ASCO Calls for Comprehensive Payment Reform to Address Issue of Site Neutrality

Dec 15, 2015

ASCO has called for comprehensive physician payment reform to support the full scope of services required by patients with cancer, rather than jeopardizing patient outcomes by reducing the available resources in a particular cancer care setting in an effort to achieve “site neutrality” in reimbursement for oncology services. In a policy statement published in October 2015 in the Journal of Clinical Oncology (JCO), ASCO asserts that the traditional approach to physician payment under Medicare is flawed and reflects a narrow and outdated view of the needs of individuals with cancer and the best available options for delivering highquality, high-value care.
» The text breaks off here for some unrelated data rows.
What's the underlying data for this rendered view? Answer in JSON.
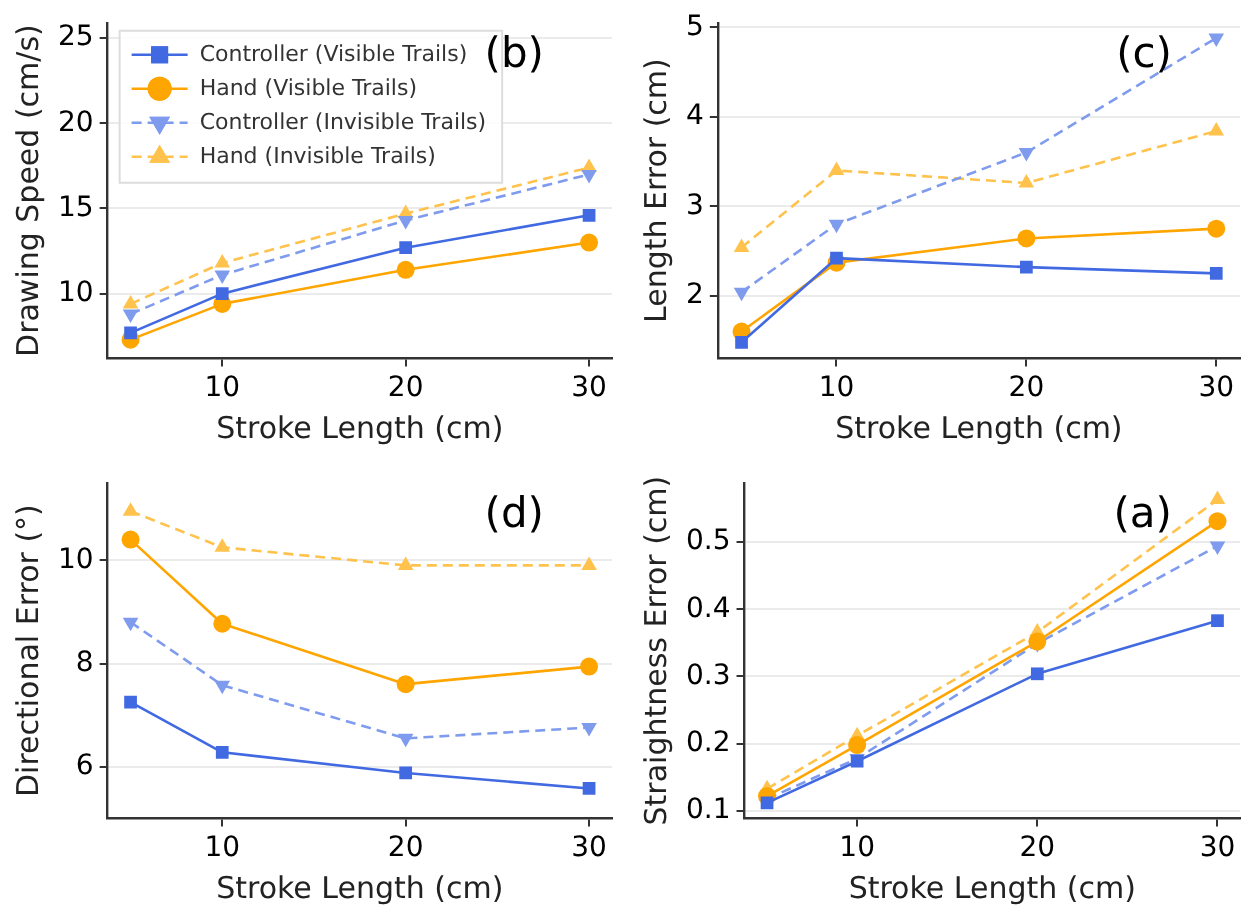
{
  "chart_data": [
    {
      "type": "line",
      "xlabel": "Stroke Length (cm)",
      "ylabel": "Drawing Speed (cm/s)",
      "annotations": [
        "(b)"
      ],
      "x": [
        5,
        10,
        20,
        30
      ],
      "xlim": [
        3.75,
        31.25
      ],
      "xticks": [
        10,
        20,
        30
      ],
      "ylim": [
        6.2,
        25.9
      ],
      "yticks": [
        10,
        15,
        20,
        25
      ],
      "grid": "y",
      "legend": "top left",
      "series": [
        {
          "name": "Controller (Visible Trails)",
          "color": "#4169e1",
          "marker": "square",
          "line_style": "solid",
          "values": [
            7.7,
            10.0,
            12.7,
            14.6
          ]
        },
        {
          "name": "Hand (Visible Trails)",
          "color": "#ffa500",
          "marker": "circle",
          "line_style": "solid",
          "values": [
            7.3,
            9.4,
            11.4,
            13.0
          ]
        },
        {
          "name": "Controller (Invisible Trails)",
          "color": "#7f9bee",
          "marker": "triangle_down",
          "line_style": "dashed",
          "values": [
            8.8,
            11.1,
            14.3,
            17.0
          ]
        },
        {
          "name": "Hand (Invisible Trails)",
          "color": "#ffc24d",
          "marker": "triangle",
          "line_style": "dashed",
          "values": [
            9.4,
            11.8,
            14.7,
            17.4
          ]
        }
      ]
    },
    {
      "type": "line",
      "xlabel": "Stroke Length (cm)",
      "ylabel": "Length Error (cm)",
      "annotations": [
        "(c)"
      ],
      "x": [
        5,
        10,
        20,
        30
      ],
      "xlim": [
        3.75,
        31.25
      ],
      "xticks": [
        10,
        20,
        30
      ],
      "ylim": [
        1.3,
        5.05
      ],
      "yticks": [
        2,
        3,
        4,
        5
      ],
      "grid": "y",
      "series": [
        {
          "color": "#4169e1",
          "marker": "square",
          "line_style": "solid",
          "values": [
            1.48,
            2.42,
            2.32,
            2.25
          ]
        },
        {
          "color": "#ffa500",
          "marker": "circle",
          "line_style": "solid",
          "values": [
            1.6,
            2.37,
            2.64,
            2.75
          ]
        },
        {
          "color": "#7f9bee",
          "marker": "triangle_down",
          "line_style": "dashed",
          "values": [
            2.04,
            2.8,
            3.6,
            4.88
          ]
        },
        {
          "color": "#ffc24d",
          "marker": "triangle",
          "line_style": "dashed",
          "values": [
            2.54,
            3.4,
            3.26,
            3.84
          ]
        }
      ]
    },
    {
      "type": "line",
      "xlabel": "Stroke Length (cm)",
      "ylabel": "Directional Error (°)",
      "annotations": [
        "(d)"
      ],
      "x": [
        5,
        10,
        20,
        30
      ],
      "xlim": [
        3.75,
        31.25
      ],
      "xticks": [
        10,
        20,
        30
      ],
      "ylim": [
        5.0,
        11.5
      ],
      "yticks": [
        6,
        8,
        10
      ],
      "grid": "y",
      "series": [
        {
          "color": "#4169e1",
          "marker": "square",
          "line_style": "solid",
          "values": [
            7.25,
            6.28,
            5.88,
            5.58
          ]
        },
        {
          "color": "#ffa500",
          "marker": "circle",
          "line_style": "solid",
          "values": [
            10.4,
            8.77,
            7.6,
            7.94
          ]
        },
        {
          "color": "#7f9bee",
          "marker": "triangle_down",
          "line_style": "dashed",
          "values": [
            8.8,
            7.58,
            6.55,
            6.76
          ]
        },
        {
          "color": "#ffc24d",
          "marker": "triangle",
          "line_style": "dashed",
          "values": [
            10.95,
            10.25,
            9.9,
            9.9
          ]
        }
      ]
    },
    {
      "type": "line",
      "xlabel": "Stroke Length (cm)",
      "ylabel": "Straightness Error (cm)",
      "annotations": [
        "(a)"
      ],
      "x": [
        5,
        10,
        20,
        30
      ],
      "xlim": [
        3.75,
        31.25
      ],
      "xticks": [
        10,
        20,
        30
      ],
      "ylim": [
        0.089,
        0.588
      ],
      "yticks": [
        0.1,
        0.2,
        0.3,
        0.4,
        0.5
      ],
      "grid": "y",
      "series": [
        {
          "color": "#4169e1",
          "marker": "square",
          "line_style": "solid",
          "values": [
            0.112,
            0.174,
            0.304,
            0.383
          ]
        },
        {
          "color": "#ffa500",
          "marker": "circle",
          "line_style": "solid",
          "values": [
            0.122,
            0.198,
            0.352,
            0.531
          ]
        },
        {
          "color": "#7f9bee",
          "marker": "triangle_down",
          "line_style": "dashed",
          "values": [
            0.118,
            0.178,
            0.349,
            0.494
          ]
        },
        {
          "color": "#ffc24d",
          "marker": "triangle",
          "line_style": "dashed",
          "values": [
            0.133,
            0.212,
            0.366,
            0.563
          ]
        }
      ]
    }
  ]
}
According to ASCO’s Policy Statement on Site-Neutral Payments in Oncology, current discussions on site neutrality—the concept of providing equal reimbursement for the same services delivered in any care setting— have centered on a flawed comparison between outpatient cancer treatment settings. ASCO contends that there is no basis to conclude that the reimbursement levels developed for oncology services under the two dominant Medicare reimbursement methodologies for outpatient oncology services—the Medicare Physician Fee Schedule (MPFS) and the Hospital Outpatient Prospective Payment System (HOPPS)—should be substituted for one another. The two Medicare reimbursement systems, one for the physician office setting (MPFS) and one for the hospital outpatient setting (HOPPS), are based on different data sets for rate setting.
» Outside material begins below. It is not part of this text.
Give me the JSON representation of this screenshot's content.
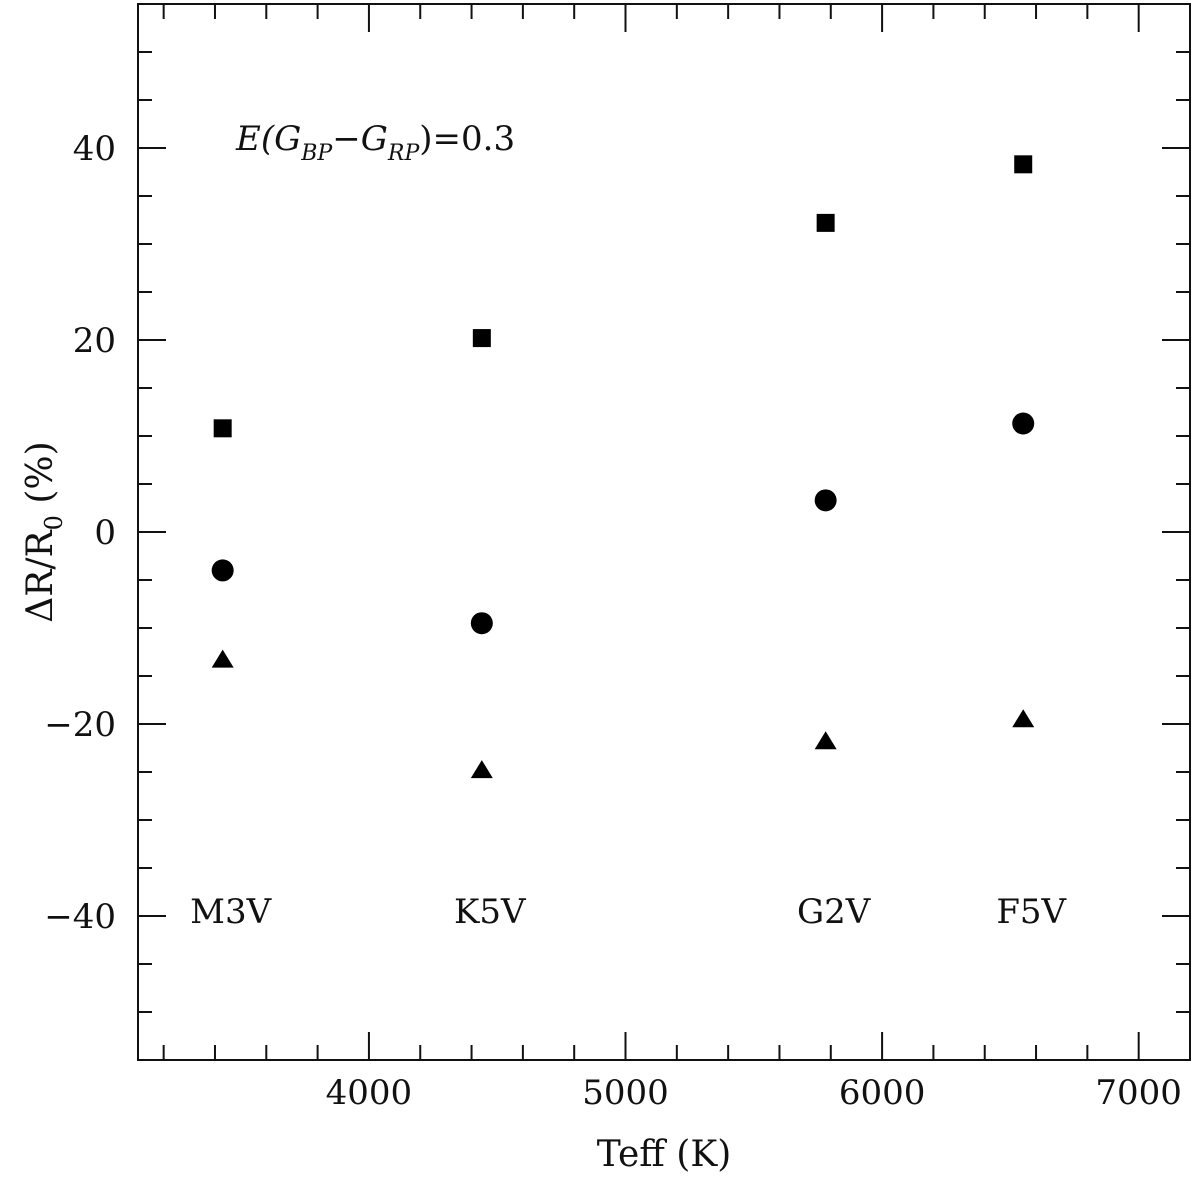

The differences between MPFS and HOPPS are further exacerbated, in ASCO’s view, by separate conversion factors established by the Centers for Medicare & Medicaid Services under rules that are unique to each care setting. The conversion factors for the two settings are established in different ways that have little relationship to each other or to the actual cost of providing oncology care to Medicare beneficiaries, as they are based on the aggregate amount of Medicare funding allocated for each setting of care for a particular year.

A number of stakeholder groups are working to improve cancer care by developing alternative models for coding and reimbursing oncology services under Medicare. Models developed by ASCO, the Center for Medicare & Medicaid Innovation, and other groups are designed to transform the outdated Medicare oncology coding and reimbursement systems by establishing episode-based or bundled payments that include coverage and adequate reimbursement for the many critical cancer care services that are unrecognized, uncompensated, or undercompensated under the current system. An expanded set of professional services will promote efficiency and reduce unplanned hospitalizations and emergency room visits, ASCO noted. By providing adequate resources to oncology practices for the full scope of medically necessary services, these new models take a patient-centered approach to promoting value and improving patient outcomes, with the promise of lower aggregate Medicare expenditures.